In Lewis, a five justice majority held that “no jury trial exists where a defendant is prosecuted for multiple petty offenses” of six months or less. 518 U.S. at 323, 116 S.Ct. 2163, 2165, 135 L.Ed.2d at 594. Justice Kennedy, speaking for himself and Justice Breyer, concurred, and stated the defendant may be tried without a jury for multiple petty offenses with maxima of six months or less where the trial judge indicates he or she will not impose an aggregate sentence over six months. Id. at 338, 116 S.Ct. at 2172, 135 L.Ed.2d at 603. It appears that, under Lewis, the federal constitution would permit the sentence imposed in this case, and we have examined such questions “primarily as one of federal-constitutional right,” Hamm, supra, 121 N.J. at 112, 577 A.2d 1259. However, there are policy and historical reasons to *330limit the jurisdictional maxima of municipal courts, including the amount of incarceration one should face without the right to jury trial. See State v. Hamm, supra; State v. Ferretti, 189 N.J.Super. 578, 461 A.2d 193 (Law Div.), certif. denied, 94 N.J. 606, 468 A.2d 238 (1983). In any event, given Owens the law in New Jersey appears to remain as stated in State v. Linnehan, 197 N.J.Super. 41, 43, 484 A.2d 34 (App.Div.1984), certif. denied, 99 N.J. 236, 491 A.2d 723 (1985):

Persons charged with crime are constitutionally entitled to trial by jury. Those charged with petty offenses are not. Duncan v. Louisiana, 391 U.S. 145, 88 S.Ct 1444, 20 L.Ed.2d 491 (1968). The New Jersey Supreme Court has held that the only reliable test for distinction is the severity of the authorized punishment, and that jury trial is not required unless the maximum penalty to which the defendant is exposed exceeds six months incarceration and a fine of $1,000. State v. Owens, 54 N.J. 153, 254 A.2d 97 (1969); In re Yengo, 84 N.J. 111, 417 A.2d 533 (1980). See Baldwin v. New York, 399 U.S. 66, 90 S.Ct. 1886, 26 L.Ed.2d 437 (1970). Where factually related petty offenses are tried together whose maximum sentences total more than six months, and the defendant is not offered a jury trial, the sentences may not total more than six months. State v. Owens, supra. Concurrent jail sentences, each of which does not exceed six months, are permissible. Id. 54 N.J. at 163, 254 A.2d 97.

Accordingly, in these circumstances, the jail sentences must run concurrently. Owens, supra, at 163, 254 A.2d 97.

The judgment of conviction is affirmed.
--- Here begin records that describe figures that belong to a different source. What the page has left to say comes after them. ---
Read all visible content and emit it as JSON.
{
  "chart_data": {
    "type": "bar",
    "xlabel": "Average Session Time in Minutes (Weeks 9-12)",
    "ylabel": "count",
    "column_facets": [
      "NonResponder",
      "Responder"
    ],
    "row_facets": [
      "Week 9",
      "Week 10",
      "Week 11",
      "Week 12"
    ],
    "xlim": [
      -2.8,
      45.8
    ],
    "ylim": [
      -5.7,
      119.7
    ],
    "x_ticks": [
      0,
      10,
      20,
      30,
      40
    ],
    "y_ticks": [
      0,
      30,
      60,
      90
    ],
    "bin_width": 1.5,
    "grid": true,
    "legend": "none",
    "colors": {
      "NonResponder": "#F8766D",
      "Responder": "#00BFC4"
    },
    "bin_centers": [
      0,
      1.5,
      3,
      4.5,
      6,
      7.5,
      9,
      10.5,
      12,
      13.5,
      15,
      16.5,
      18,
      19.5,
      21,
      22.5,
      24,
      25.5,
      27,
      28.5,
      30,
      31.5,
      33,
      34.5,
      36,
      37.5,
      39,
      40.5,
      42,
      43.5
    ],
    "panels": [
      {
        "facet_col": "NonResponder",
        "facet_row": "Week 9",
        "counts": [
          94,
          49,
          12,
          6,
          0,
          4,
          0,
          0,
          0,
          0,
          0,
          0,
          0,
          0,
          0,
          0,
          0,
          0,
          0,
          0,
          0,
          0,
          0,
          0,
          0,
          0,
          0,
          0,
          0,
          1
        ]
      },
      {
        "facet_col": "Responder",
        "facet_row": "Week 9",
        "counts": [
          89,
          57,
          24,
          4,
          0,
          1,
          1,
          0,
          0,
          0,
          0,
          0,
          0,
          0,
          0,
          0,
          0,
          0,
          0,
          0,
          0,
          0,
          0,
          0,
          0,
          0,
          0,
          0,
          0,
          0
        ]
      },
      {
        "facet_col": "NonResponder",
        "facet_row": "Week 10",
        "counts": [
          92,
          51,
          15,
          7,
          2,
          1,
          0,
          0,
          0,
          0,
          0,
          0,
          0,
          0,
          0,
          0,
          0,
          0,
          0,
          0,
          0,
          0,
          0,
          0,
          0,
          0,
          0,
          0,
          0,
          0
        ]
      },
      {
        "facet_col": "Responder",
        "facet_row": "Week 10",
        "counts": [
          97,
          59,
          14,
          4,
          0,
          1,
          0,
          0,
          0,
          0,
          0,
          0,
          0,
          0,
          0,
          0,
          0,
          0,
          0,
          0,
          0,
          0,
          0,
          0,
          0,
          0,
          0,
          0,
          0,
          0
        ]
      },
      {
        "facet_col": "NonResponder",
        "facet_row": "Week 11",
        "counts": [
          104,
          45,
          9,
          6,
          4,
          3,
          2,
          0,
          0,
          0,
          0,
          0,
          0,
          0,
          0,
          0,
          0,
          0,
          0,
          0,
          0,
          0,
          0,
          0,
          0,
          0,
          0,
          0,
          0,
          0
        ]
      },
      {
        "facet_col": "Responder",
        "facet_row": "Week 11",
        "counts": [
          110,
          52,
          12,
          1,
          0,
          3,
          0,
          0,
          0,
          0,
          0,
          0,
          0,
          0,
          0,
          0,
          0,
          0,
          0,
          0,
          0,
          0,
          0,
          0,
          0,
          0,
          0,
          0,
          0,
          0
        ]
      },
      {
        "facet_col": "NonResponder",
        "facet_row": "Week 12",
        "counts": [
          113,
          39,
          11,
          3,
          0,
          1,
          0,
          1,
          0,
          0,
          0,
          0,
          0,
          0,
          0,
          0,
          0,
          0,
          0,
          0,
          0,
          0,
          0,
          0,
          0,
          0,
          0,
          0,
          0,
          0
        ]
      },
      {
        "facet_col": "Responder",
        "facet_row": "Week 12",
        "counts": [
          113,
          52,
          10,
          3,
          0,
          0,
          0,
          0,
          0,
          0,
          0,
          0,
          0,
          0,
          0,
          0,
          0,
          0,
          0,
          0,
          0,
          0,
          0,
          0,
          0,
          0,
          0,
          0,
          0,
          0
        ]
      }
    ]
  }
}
The matter is remanded for reconsideration of sentence in light of the principles to which we have adverted.

Defendant’s sentence was stayed pending appeal to the Law Division.

The Law Division opinion notes that the two ten-year suspensions were made concurrent, apparently unaware of the municipal judge's revision of the sentence. No issue is raised before us on that subject, but the matter should be reconsidered on the remand which we hereinafter order.
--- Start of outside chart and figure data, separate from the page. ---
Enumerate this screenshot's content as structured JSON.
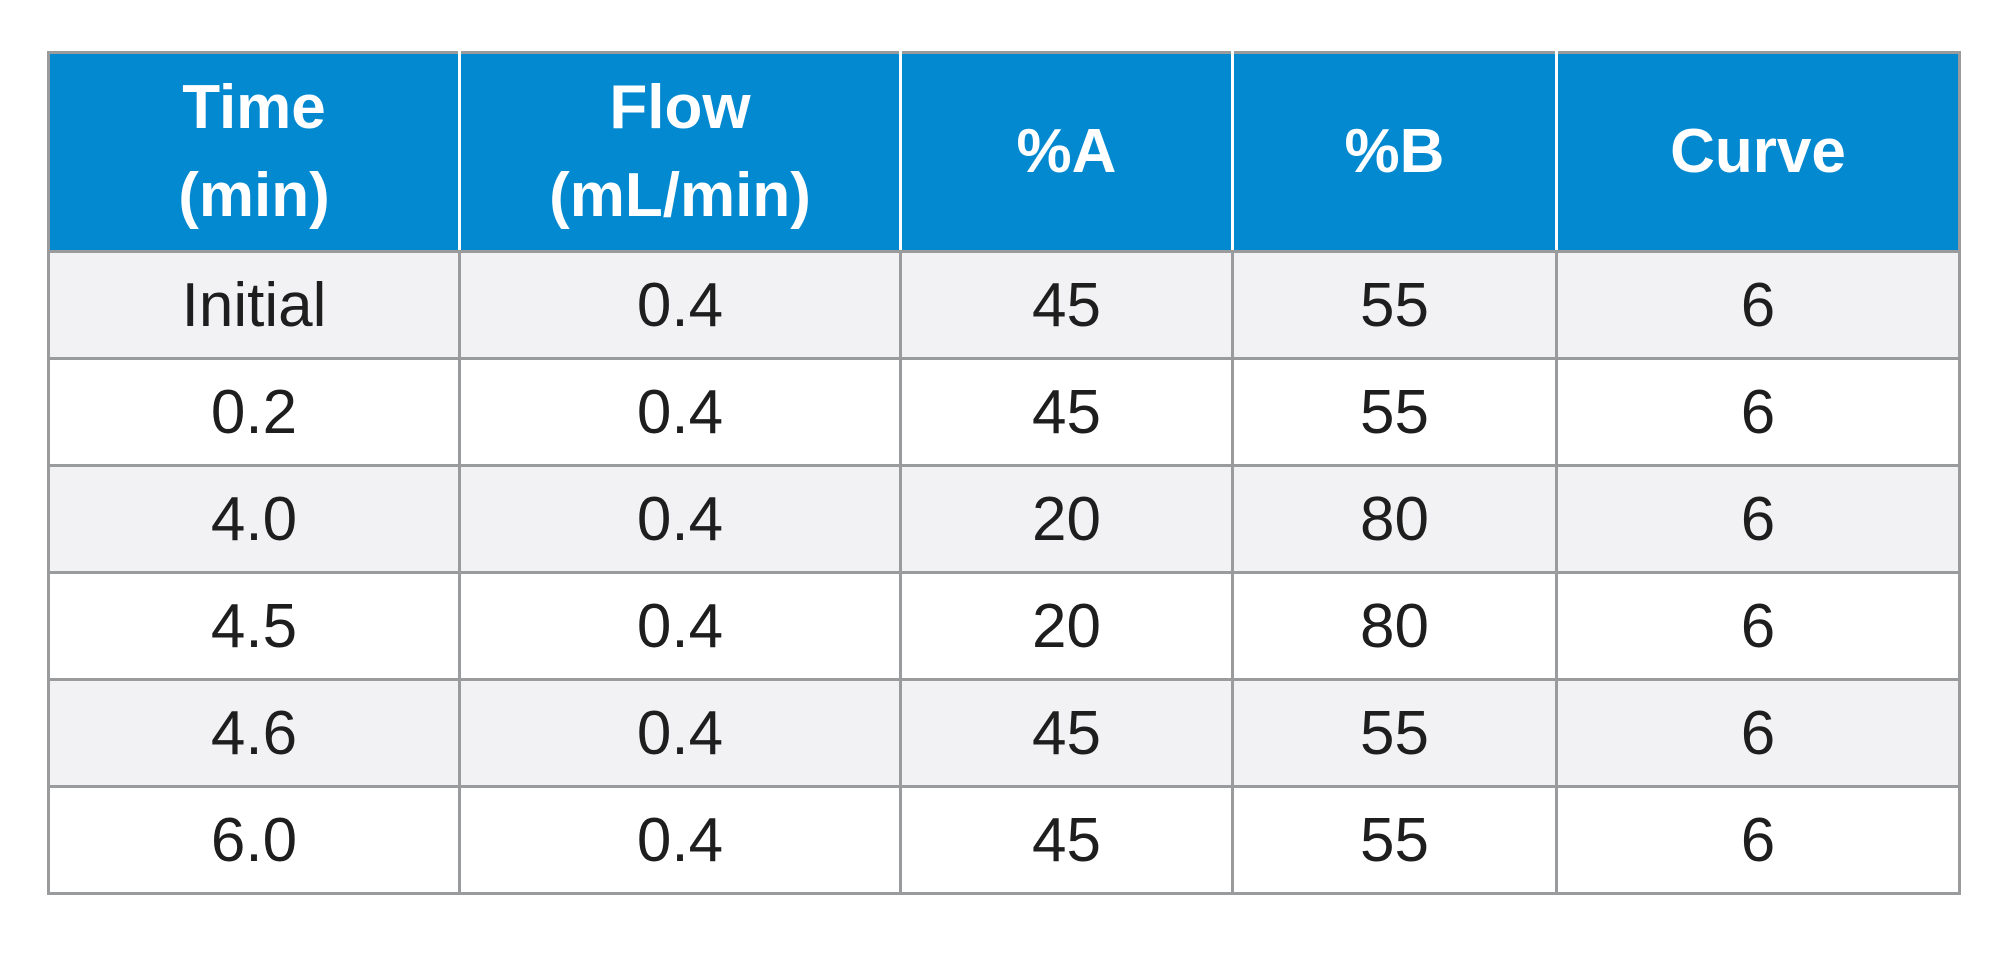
{
  "table": {
    "header_color": "#0389d0",
    "columns": [
      {
        "line1": "Time",
        "line2": "(min)"
      },
      {
        "line1": "Flow",
        "line2": "(mL/min)"
      },
      {
        "line1": "%A",
        "line2": ""
      },
      {
        "line1": "%B",
        "line2": ""
      },
      {
        "line1": "Curve",
        "line2": ""
      }
    ],
    "rows": [
      [
        "Initial",
        "0.4",
        "45",
        "55",
        "6"
      ],
      [
        "0.2",
        "0.4",
        "45",
        "55",
        "6"
      ],
      [
        "4.0",
        "0.4",
        "20",
        "80",
        "6"
      ],
      [
        "4.5",
        "0.4",
        "20",
        "80",
        "6"
      ],
      [
        "4.6",
        "0.4",
        "45",
        "55",
        "6"
      ],
      [
        "6.0",
        "0.4",
        "45",
        "55",
        "6"
      ]
    ]
  }
}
Judge Volkert made his findings by proof beyond a reasonable doubt. See State v. Cummings, 184 N.J. 84, 96, 875 A.2d 906 (2005).
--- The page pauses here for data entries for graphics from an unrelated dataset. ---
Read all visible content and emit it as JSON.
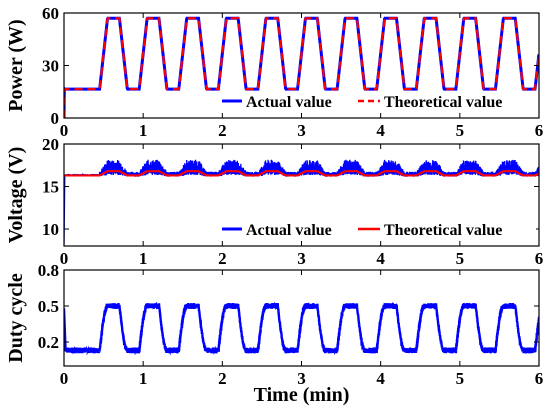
{
  "chart_data": [
    {
      "type": "line",
      "ylabel": "Power (W)",
      "xlim": [
        0,
        6
      ],
      "ylim": [
        0,
        60
      ],
      "x_ticks": [
        "0",
        "1",
        "2",
        "3",
        "4",
        "5",
        "6"
      ],
      "y_ticks": [
        "0",
        "30",
        "60"
      ],
      "legend_position": "bottom-right",
      "square_wave": {
        "low": 16.5,
        "high": 57,
        "start": 0.45,
        "period": 0.5,
        "ramp": 0.1,
        "high_duration": 0.15
      },
      "series": [
        {
          "name": "Actual value",
          "color": "#0000ff",
          "style": "solid"
        },
        {
          "name": "Theoretical value",
          "color": "#ff0000",
          "style": "dashed"
        }
      ]
    },
    {
      "type": "line",
      "ylabel": "Voltage (V)",
      "xlim": [
        0,
        6
      ],
      "ylim": [
        8,
        20
      ],
      "x_ticks": [
        "0",
        "1",
        "2",
        "3",
        "4",
        "5",
        "6"
      ],
      "y_ticks": [
        "10",
        "15",
        "20"
      ],
      "legend_position": "bottom-right",
      "levels": {
        "theoretical_low": 16.3,
        "theoretical_high": 16.8,
        "actual_band": [
          16.0,
          17.7
        ],
        "start_dip": 8.2
      },
      "series": [
        {
          "name": "Actual value",
          "color": "#0000ff",
          "style": "solid"
        },
        {
          "name": "Theoretical value",
          "color": "#ff0000",
          "style": "solid"
        }
      ]
    },
    {
      "type": "line",
      "ylabel": "Duty cycle",
      "xlabel": "Time (min)",
      "xlim": [
        0,
        6
      ],
      "ylim": [
        0,
        0.8
      ],
      "x_ticks": [
        "0",
        "1",
        "2",
        "3",
        "4",
        "5",
        "6"
      ],
      "y_ticks": [
        "0.2",
        "0.5",
        "0.8"
      ],
      "levels": {
        "low": 0.13,
        "high": 0.5
      },
      "series": [
        {
          "name": "Duty cycle",
          "color": "#0000ff",
          "style": "solid"
        }
      ]
    }
  ]
}
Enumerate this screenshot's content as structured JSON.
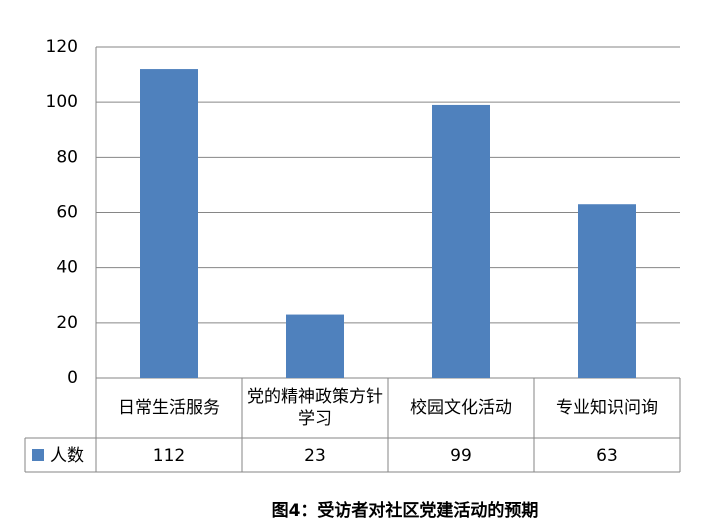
{
  "chart_data": {
    "type": "bar",
    "categories": [
      "日常生活服务",
      "党的精神政策方针学习",
      "校园文化活动",
      "专业知识问询"
    ],
    "series": [
      {
        "name": "人数",
        "color": "#4f81bd",
        "values": [
          112,
          23,
          99,
          63
        ]
      }
    ],
    "ylim": [
      0,
      120
    ],
    "yticks": [
      0,
      20,
      40,
      60,
      80,
      100,
      120
    ],
    "grid": true,
    "caption": "图4：受访者对社区党建活动的预期"
  }
}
In his plenary brief defendant argued that his 45 day consecutive sentence is "excessive under the circumstances presented.” He asserted that he should have received "the mandatory minimum jail sentence of 10 days” "concurrent or consecutive to the jail term on the DWI charge.” See NJ.S.A. 39:3-40(c). He presented no jury trial issue and it is inappropriate to raise this issue in a reply brief. However, given the importance of the issue we consider it in the absence of objection by the State and because the issue certainly relates to whether the sentence is excessive and involves a question of sentence legality which can be raised in a petition for post conviction relief.